Texas is selling itself

California businessmen and women are coming to Texas to set up shop, apparently knowing all along that the Lone Star State is among the more business-friendly states in the Union.

And that is why Texas Gov. Rick Perry’s recent foray into California to recruit openly for business owners to relocate to Texas seems so gratuitous and, frankly, rather foolish.

http://www.texastribune.org/2013/03/11/polling-center-californias-conservative-migration/

Perry made the showy trip to California, where he chided that state over its difficult economic circumstance. California Gov. Jerry Brown called Perry’s visit “barely a fart.” Perry laughed off the snarky rejoinder.

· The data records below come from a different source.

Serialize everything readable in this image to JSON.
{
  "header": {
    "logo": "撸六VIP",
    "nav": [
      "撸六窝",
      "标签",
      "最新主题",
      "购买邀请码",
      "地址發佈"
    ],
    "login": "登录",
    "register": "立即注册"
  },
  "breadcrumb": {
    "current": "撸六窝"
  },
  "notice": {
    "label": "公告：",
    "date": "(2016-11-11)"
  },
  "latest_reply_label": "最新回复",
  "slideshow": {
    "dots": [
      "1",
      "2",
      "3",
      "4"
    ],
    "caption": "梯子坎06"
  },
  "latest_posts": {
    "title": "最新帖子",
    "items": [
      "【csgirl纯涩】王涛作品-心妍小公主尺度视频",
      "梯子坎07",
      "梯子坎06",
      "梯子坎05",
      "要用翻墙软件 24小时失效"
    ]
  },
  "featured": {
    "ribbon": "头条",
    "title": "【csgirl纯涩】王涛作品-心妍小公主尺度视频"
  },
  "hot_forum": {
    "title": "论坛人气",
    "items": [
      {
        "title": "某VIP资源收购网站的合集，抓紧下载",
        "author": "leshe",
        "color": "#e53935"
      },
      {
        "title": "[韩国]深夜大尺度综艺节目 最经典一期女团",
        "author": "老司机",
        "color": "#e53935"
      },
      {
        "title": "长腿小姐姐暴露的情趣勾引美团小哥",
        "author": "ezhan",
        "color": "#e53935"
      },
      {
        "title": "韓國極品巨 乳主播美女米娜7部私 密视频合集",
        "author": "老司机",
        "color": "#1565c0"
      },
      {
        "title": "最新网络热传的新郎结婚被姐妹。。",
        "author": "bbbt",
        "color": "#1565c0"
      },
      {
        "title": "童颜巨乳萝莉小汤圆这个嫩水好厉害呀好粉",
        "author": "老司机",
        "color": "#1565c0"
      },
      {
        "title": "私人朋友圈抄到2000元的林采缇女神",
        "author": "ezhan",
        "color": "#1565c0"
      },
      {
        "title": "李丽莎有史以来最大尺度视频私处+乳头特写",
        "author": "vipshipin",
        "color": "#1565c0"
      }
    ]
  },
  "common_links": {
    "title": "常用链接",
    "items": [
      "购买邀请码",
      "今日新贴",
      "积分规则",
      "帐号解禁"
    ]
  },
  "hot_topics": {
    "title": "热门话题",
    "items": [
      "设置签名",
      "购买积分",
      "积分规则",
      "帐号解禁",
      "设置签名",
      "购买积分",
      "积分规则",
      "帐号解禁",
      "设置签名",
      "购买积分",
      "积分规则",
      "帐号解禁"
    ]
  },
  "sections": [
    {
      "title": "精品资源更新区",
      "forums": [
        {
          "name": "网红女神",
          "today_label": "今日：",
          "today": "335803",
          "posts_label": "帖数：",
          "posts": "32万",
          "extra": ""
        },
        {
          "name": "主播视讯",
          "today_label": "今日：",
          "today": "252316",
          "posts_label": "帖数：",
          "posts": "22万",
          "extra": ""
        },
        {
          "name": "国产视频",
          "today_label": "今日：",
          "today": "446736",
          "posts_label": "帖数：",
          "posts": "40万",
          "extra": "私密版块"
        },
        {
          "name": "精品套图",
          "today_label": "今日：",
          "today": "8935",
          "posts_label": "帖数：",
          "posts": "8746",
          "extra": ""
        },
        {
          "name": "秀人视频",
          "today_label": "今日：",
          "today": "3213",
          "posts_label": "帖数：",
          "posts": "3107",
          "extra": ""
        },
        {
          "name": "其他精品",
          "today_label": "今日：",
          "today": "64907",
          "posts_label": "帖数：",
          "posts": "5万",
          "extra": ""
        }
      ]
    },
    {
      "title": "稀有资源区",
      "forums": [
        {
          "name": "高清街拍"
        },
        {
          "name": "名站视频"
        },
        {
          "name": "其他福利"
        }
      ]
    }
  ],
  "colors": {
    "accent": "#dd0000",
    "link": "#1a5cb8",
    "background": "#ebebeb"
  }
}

The evidence, though, is quite clear that Texas is a good place to do business. We have no personal income tax. Our regulatory hurdles are less cumbersome than many other states.

Are we the perfect place to relocate? Hardly. Look at the school financing picture. The courts keep ruling our property tax-heavy public school funding system as being unconstitutional, and the Legislature hasn’t helped matters by cutting so deeply into public education funds to help balance the state budget. That’s hardly a magnet to attract young families with children to educate.

But as the Texas Tribune reports, Texas’s relatively good economic health has helped it attract new residents at a blistering pace, while other states have seen their population stagnate.

It makes me wonder aloud once again: Why did Perry feel the need to prance and preen so publicly when the state is selling itself?